Para a Standard&Poor’s, pela primeira vez, as eleições gerais não serão um evento econômico.


A agência de classificação de risco Standard&Poor’s publicou hoje, 28, um estudo com análise do desempenho do governo e das empresas brasileiras nos últimos quatro anos e os desafios para o próximo mandato presidencial. E, para a empresa, pela primeira vez na história recente, a “melhora dramática na qualidade de crédito tanto do setor privado …

A agência de classificação de risco Standard&Poor’s publicou hoje, 28, um estudo com análise do desempenho do governo e das empresas brasileiras nos últimos quatro anos e os desafios para o próximo mandato presidencial. E, para a empresa, pela primeira vez na história recente, a “melhora dramática na qualidade de crédito tanto do setor privado quanto do setor público transformou a eleição atual em um “não evento-econômico.”

A agência ressalta que os ratings de crédito soberano do Brasil (BB em moeda estrangeira e BB+ em moeda local) são os mais elevados que o país já obteve. Mas alerta que esses ratings de crédito são de grau especulativo, pois o país ainda apresenta vulnerabilidade de créditos provocada, principalmente, pela elevada carga fiscal e fraco crescimento econômico. Para a agência, é difícil de explicar as decepcionantes taxas de crescimento no Brasil, se se considerar que existe um diversificado e poderoso setor privado. Entre as causas alinhavadas pela empresa estariam a complexa e ineficiente política fiscal brasileira, a rígida legislação trabalhista e os burocráticos procedimentos comerciais e jurídicos.
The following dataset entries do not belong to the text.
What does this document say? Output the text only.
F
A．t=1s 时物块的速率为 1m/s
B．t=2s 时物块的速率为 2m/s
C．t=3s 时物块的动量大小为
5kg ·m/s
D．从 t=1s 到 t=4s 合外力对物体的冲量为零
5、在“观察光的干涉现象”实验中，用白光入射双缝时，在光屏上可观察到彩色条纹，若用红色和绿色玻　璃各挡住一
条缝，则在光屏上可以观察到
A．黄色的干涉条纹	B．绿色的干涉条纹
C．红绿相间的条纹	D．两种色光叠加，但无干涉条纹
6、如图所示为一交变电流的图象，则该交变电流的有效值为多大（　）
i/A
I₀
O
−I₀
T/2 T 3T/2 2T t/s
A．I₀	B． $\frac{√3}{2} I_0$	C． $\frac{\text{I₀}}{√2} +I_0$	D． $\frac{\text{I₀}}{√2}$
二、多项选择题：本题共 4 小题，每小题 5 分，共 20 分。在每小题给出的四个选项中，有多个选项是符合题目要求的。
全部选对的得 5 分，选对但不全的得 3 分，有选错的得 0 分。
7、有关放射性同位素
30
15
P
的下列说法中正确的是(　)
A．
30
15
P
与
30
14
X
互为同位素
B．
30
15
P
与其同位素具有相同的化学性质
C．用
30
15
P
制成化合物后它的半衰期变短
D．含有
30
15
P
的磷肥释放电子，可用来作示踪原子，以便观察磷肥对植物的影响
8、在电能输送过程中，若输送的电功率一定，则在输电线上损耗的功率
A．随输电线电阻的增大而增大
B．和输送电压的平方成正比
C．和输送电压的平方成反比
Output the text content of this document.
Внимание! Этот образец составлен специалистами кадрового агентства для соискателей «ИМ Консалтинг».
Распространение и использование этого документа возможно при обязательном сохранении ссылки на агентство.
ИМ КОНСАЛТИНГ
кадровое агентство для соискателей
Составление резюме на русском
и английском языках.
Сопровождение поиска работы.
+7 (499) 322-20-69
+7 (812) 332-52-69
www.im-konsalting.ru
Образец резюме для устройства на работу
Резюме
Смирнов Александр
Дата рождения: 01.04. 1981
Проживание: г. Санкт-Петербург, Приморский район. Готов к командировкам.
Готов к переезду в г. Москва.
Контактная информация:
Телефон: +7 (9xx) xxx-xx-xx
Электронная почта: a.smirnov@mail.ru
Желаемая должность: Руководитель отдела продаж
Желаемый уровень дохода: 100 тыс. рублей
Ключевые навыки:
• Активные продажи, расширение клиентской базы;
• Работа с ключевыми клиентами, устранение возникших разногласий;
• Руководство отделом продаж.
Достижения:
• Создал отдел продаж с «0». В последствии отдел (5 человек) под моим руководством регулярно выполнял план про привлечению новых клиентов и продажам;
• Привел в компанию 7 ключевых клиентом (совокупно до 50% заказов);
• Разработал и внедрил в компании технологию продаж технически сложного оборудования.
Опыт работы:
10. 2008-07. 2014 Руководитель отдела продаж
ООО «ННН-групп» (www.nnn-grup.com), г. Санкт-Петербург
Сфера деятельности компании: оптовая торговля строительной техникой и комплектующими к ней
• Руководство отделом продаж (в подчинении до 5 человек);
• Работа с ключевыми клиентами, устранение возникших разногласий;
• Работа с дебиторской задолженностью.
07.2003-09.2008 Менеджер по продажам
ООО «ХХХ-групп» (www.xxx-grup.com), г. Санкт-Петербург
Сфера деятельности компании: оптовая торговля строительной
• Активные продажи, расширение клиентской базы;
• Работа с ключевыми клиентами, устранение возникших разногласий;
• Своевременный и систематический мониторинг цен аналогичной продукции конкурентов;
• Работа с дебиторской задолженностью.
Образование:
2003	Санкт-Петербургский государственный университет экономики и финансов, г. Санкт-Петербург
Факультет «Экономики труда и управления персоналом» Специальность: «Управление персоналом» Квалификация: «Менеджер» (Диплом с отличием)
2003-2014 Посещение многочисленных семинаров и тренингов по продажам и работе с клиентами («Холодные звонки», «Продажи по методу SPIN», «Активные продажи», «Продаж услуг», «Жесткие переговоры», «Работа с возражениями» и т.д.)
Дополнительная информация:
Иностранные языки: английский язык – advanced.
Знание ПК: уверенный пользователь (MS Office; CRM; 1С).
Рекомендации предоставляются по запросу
A alta carga tributária – a receita de impostos do governo geral foi 38,9% do PIB em 2005 – bem superior a outras economias emergentes, não deverá, na visão da empresa, diminuir, que  defende, pelo menos, a simplificação dos sistemas fiscais.  A redução dos juros e a diminuição do crowding out (deslocamento do crédito para o governo central) do setor privado seriam medidas importantes para a redução do custo de capital das empresas, aponta a agência.

Estabilidade Regulatória

A empresa tem  uma visão diferente sobre a intervenção do governo Lula nas agências reguladoras . Para a Standard&Poor’s, o atual governo “atuou para apaziguar as preocupações quanto a uma ruptura com o frágil arcabouço regulatório.” E analisa que, no segmento de telecomunicações, as regras permaneceram estáveis, tanto que as novas concessões foram renovadas sem grandes problemas. Mas alerta: “o desafio está em haver um limitado histórico de estabilidade das regras e a capacidade do país para equilibrar o desejo por maior regulamentação com a capacidade de atrair os necessários investimentos em infra-estrutura.”